Union’s picturesque historic campus, the first in the nation to be designed according to a comprehensive master plan, has always been one of our most cherished and unique assets. Enhancing and preserving the campus through new construction, renovation, maintenance and investments is a significant priority for President Ainlay and Union’s leadership.

The most significant recent enhancement to the campus, the Integrated Science and Engineering Complex, broke ground in spring 2017 and is already generating attention for Union. This state-of-the-art facility is a research and teaching center, a space for multidisciplinary collaboration and undergraduate research. The complex stands as a visible commitment to Union’s emphasis on integrating the sciences and engineering with the traditional liberal arts. 

Some of the “cornerstone” disciplines of the liberal arts – political science, economics, sociology and history – also found a new home in Lippman Hall, formerly the Social Sciences building. Opened in fall 2011, the building serves more than 40 faculty members who teach and advise hundreds of students in any given week. In 2015, the Humanities building became Karp Hall, a dynamic space that includes electronic multi-media classrooms, a seminar room, a media lab and a performance classroom that will facilitate staging components such as dramatic readings as part of the classroom experience.  
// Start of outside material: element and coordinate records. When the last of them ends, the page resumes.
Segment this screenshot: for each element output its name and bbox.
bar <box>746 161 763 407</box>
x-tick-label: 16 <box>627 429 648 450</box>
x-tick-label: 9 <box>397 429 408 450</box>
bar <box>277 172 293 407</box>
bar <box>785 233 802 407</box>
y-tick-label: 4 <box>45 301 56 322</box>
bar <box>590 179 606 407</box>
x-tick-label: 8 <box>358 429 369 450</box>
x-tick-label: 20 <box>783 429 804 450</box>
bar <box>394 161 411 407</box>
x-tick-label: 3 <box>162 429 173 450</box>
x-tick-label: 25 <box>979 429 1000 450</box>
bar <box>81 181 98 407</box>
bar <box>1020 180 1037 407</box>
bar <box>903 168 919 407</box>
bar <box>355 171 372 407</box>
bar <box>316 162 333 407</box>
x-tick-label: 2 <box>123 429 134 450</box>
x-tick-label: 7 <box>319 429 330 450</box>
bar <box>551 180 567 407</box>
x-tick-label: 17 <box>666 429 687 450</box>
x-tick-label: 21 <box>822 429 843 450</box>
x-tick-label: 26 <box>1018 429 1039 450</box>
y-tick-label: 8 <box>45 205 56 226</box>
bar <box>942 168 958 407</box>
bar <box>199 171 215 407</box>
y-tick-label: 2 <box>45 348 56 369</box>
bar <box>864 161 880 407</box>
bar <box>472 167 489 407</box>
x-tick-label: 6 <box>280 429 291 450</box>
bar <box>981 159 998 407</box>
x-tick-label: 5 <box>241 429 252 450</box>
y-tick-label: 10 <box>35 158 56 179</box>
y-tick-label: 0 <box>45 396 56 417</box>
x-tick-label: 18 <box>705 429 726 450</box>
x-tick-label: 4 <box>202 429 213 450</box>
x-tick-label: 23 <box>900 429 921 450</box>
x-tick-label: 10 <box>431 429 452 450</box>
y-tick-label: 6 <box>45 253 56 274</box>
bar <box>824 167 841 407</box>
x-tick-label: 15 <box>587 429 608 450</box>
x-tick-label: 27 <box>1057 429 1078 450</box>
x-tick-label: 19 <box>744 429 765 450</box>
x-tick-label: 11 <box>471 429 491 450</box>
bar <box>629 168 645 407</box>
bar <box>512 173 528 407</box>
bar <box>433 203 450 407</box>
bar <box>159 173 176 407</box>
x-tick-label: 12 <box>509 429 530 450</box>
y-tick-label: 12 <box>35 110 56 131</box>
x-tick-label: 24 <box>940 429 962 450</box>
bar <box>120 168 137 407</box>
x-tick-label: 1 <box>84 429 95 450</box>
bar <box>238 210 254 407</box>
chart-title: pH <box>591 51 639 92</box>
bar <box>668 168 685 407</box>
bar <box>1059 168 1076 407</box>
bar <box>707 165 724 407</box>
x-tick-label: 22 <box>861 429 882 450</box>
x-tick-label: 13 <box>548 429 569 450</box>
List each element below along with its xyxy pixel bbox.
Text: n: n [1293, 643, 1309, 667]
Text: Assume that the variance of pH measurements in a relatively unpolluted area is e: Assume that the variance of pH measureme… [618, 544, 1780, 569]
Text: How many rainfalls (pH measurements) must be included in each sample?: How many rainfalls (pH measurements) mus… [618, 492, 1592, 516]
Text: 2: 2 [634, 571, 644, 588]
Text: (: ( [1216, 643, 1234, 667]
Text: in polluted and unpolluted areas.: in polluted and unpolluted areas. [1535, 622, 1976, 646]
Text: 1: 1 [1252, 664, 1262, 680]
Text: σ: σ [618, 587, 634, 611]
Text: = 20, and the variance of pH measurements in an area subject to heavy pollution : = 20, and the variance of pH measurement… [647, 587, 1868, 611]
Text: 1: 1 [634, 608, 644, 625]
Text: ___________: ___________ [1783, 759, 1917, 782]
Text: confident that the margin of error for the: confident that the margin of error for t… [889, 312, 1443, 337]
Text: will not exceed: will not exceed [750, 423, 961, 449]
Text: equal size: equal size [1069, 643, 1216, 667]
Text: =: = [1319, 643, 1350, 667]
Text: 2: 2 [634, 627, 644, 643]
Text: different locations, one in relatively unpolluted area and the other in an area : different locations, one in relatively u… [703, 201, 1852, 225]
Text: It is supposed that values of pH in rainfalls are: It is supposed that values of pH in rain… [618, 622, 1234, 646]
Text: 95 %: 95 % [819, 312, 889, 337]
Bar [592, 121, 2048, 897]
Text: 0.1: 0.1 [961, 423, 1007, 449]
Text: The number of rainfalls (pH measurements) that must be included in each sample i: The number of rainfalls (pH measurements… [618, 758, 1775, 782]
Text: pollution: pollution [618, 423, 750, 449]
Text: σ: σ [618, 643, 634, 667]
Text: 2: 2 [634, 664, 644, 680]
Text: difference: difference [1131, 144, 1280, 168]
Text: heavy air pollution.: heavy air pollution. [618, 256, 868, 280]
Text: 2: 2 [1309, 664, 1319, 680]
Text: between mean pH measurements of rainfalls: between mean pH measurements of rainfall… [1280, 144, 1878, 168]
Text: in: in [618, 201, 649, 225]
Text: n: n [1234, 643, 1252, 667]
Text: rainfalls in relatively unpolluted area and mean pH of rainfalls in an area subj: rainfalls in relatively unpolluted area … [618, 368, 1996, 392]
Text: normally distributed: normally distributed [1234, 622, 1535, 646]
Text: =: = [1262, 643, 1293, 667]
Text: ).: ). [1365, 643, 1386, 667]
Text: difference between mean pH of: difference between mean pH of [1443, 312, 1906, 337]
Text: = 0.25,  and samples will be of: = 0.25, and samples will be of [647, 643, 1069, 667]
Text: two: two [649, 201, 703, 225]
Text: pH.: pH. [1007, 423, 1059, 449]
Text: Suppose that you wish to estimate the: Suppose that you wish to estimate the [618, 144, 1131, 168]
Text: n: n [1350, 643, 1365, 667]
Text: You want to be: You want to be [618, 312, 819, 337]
Union’s growing neuroscience program has a new home as well, courtesy of a grant from the National Science Foundation that helped create the Center for Neuroscience on the third floor of Butterfield Hall.  The center includes research labs, training areas and faculty space. The new Henle Dance Pavilion, a 7,000-square-foot facility for classes, rehearsals, workshops, performances and other events and the recently renovated Feigenbaum Center for the Visual Arts building completed a vibrant arts corridor designed to inspire collaboration and interdisciplinary energy.

Renovations in the shared equipment center in the basement of the F.W. Olin Center benefit many of our science and engineering programs by making more than $1 million of new equipment and instrumentation available for faculty and student research, including sophisticated spectrometers, an atomic force microscope, a scanning electron microscope and a mass spectrometry instrument.

Going forward, Union and President Ainlay are committed to continuing to enhance the campus through its strategic deferred maintenance initiative (responsible for a number of recent facilities projects, including improvements to student residential facilities), through capital projects such as those undertaken through the successful You are Union capital campaign, and through leveraging and promoting the campus's existing assets (like WRUC, the first college station in the nation).